My data looks somewhat like this:
| key | city | currentCityKey |
|---|---|---|
| 1 | Boston | NaN |
| 2 | New York | 1 |
| 3 | Concord | 2 |
I'd like to create a new column with the current city name, which needs to be found by finding the city that corresponds to the currentCityKey value, returning this:
| key | city | currentCityKey | currentCity |
|---|---|---|---|
| 1 | Boston | NaN | NaN |
| 2 | New York | 1 | Boston |
| 3 | Concord | 2 | New York |
I've tried a lot of things, but I run into problems trying to return the value from the city column.
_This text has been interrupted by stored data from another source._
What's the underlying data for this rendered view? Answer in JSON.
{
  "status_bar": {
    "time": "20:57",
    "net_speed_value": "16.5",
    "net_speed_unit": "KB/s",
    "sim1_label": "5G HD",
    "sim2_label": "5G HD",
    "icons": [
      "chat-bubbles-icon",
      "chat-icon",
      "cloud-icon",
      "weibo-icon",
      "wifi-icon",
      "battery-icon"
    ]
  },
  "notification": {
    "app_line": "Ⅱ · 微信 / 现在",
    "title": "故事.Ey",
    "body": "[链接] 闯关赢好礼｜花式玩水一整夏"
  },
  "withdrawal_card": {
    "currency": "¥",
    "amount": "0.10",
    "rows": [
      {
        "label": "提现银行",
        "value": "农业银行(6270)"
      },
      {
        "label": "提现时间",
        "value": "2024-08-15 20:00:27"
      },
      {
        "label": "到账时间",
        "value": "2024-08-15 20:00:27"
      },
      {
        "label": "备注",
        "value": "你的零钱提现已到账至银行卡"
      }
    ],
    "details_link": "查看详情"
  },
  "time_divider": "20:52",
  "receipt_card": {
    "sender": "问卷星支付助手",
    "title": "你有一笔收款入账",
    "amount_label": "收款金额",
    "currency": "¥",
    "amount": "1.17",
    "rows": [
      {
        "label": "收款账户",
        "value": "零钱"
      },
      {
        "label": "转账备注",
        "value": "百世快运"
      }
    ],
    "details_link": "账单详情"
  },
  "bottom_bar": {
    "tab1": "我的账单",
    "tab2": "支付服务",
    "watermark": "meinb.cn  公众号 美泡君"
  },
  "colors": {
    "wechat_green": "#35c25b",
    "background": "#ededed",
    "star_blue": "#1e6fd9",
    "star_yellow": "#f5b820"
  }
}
This should just be a simple if currentCityKey is notnull then city where currentCityKey == key, but I just can't seem to get from this logic to actual code.
Raw input:
df = pd.DataFrame({'key': [1, 2, 3],
'city': ['Boston', 'New York', 'Concord'],
'currentCityKey': [nan, 1.0, 2.0]})
CodePudding user response:
Create a mapper with the 'key' and 'city' columns and use map on 'currentCityKey' column to obtain 'currentCity' column:
df['currentCity'] = df['currentCityKey'].map(df.set_index('key')['city'])
Output:
key city currentCityKey currentCity
0 1 Boston NaN NaN
1 2 New York 1.0 Boston
2 3 Concord 2.0 New York